Social determinants fall into five main categories, according to health.gov: economic stability, access and quality of education, access and quality of health care, neighborhood and built environment, and social and community context.
But Google claims there’s another determining factor: information. That’s why the tech giant announced a series of updates Monday at the Google Health Equity Summit. The event was held both virtually and in person.
Below are three ways Google is fighting health inequity:
1. Improving health information
YouTube, which is owned by Google, and the Kaiser Family Foundation (KFF) launched a collaboration on Monday called THE-IQ, or Addressing Health Equity through Information Quality. The program will work with three organizations: The Loveland Foundation, the National Birth Equity Collaborative and the Satcher Health Leadership Institute. Each will create a video series to help people in underrepresented communities.

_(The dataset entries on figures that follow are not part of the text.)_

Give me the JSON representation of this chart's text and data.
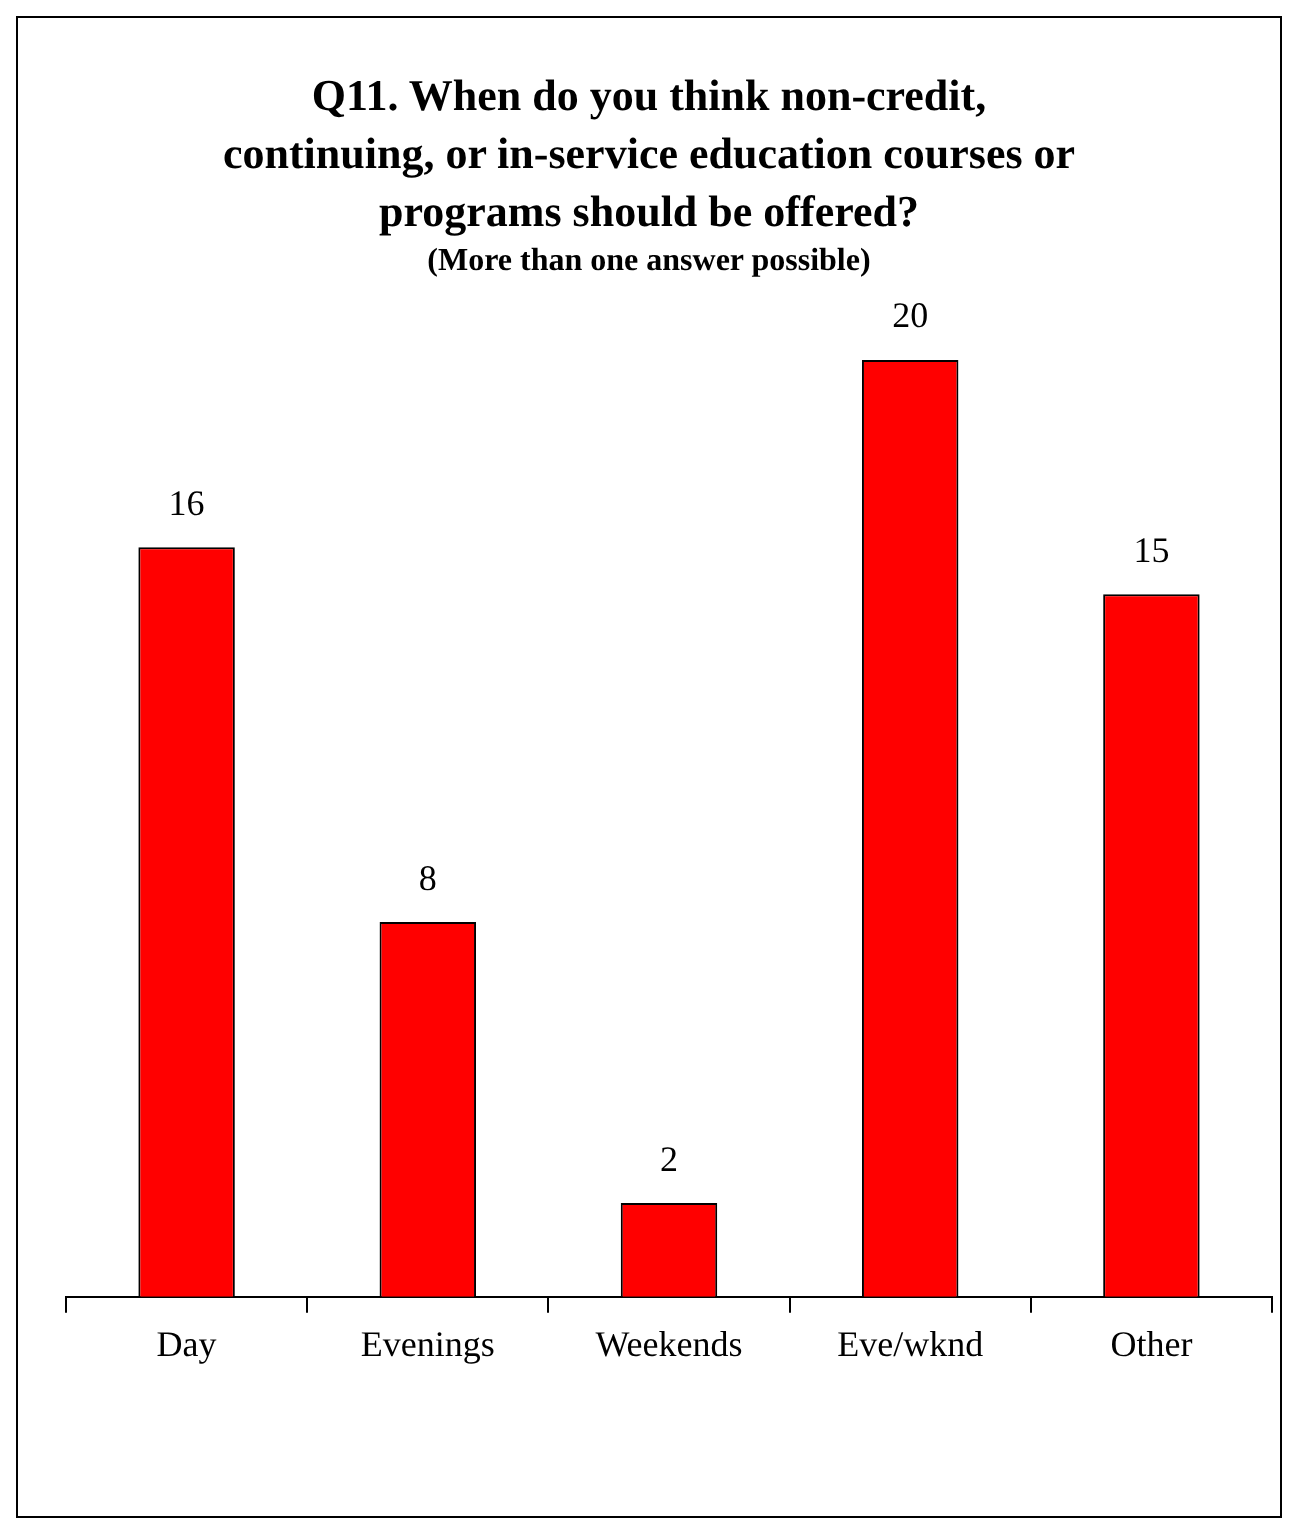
{
  "chart_data": {
    "type": "bar",
    "title": "Q11. When do you think non-credit, continuing, or in-service education courses or programs should be offered?",
    "subtitle": "(More than one answer possible)",
    "categories": [
      "Day",
      "Evenings",
      "Weekends",
      "Eve/wknd",
      "Other"
    ],
    "values": [
      16,
      8,
      2,
      20,
      15
    ],
    "color": "#ff0000",
    "data_labels": true,
    "grid": false,
    "legend": false
  }
}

YouTube will provide seed funding and video strategy training, while KFF will work directly with each organization to help them create their videos, Tina Hoff, senior vice president of KFF, said at the meeting.
“It’s really critical that we amplify credible voices and deliver them in ways that people can relate to and relate to,” Hoff said.
Each organization will frame their videos around certain topics. The Loveland Foundation will focus on mental health access for Black women and girls, the National Birth Equity Collaborative will focus on improving birth outcomes for Black people, and the Satcher Health Leadership Institute will create videos on the root causes of health disparities.
The partnership will make it easier for people to get reliable health information from trusted sources, they said Garth Graham, head of YouTube Health, at the meeting.
“We have a responsibility to ensure that people find information from evidence-based, authoritative sources to help tackle the serious problem of medical misinformation,” he said. “Health care leaders also have a responsibility to keep up with changes in where and how people find information. That’s why YouTube Health is investing in helping the industry learn these skills, because you can connect with people in ways that are not only scientifically accurate, but also culturally relevant and engaging.”
Production on the videos will begin in September and the videos are expected to be released in November, according to a news release.
2. Advanced search functions
In addition to fighting misinformation, Google is also improving search features ahead of open enrollment to help people find health coverage. When people search for Medicare and Medicaid plans, they’ll get additional information about eligibility and enrollment requirements for their states and the federal government, Hema Budaraju, senior director of search, health and social impact at Google, said at the event.
But even when people are enrolled in government plans, many still struggle to find health care providers, Budaraju said. To make this easier, Google updated its search features so people can filter for nearby health care providers that accept Medicaid, something it already does for Medicare.
“Research shows that people with lower incomes often lack access to health care and other services,” Budaraju said. “The government now offers benefit programs like Medicaid that can really deliver and improve health outcomes. Yet there are millions of people who are enrolled in these programs who don’t know how to access the services, and there are many who probably don’t have the right information.
3. Extension of research
Finally, Google is expanding Fitbit Health Equity Research Initiative, which launched last year to provide Fitbit and Fitabase resources to researchers analyzing health disparities and potential solutions. Fitabase is a data management platform that supports wearable research. Last year’s awardees incorporated organizations researching Black maternal, fetal, and postpartum health; transgender youth dream; diabetes and cardiovascular health in Latino communities; and adolescent health and well-being, according to a news release.
The application period to participate in the program is from September 12 to October 12. Those chosen can win Fitbit devices and Google Cloud credits or funding. In addition, with Fitabase, researchers can access remote data collection and analysis tools.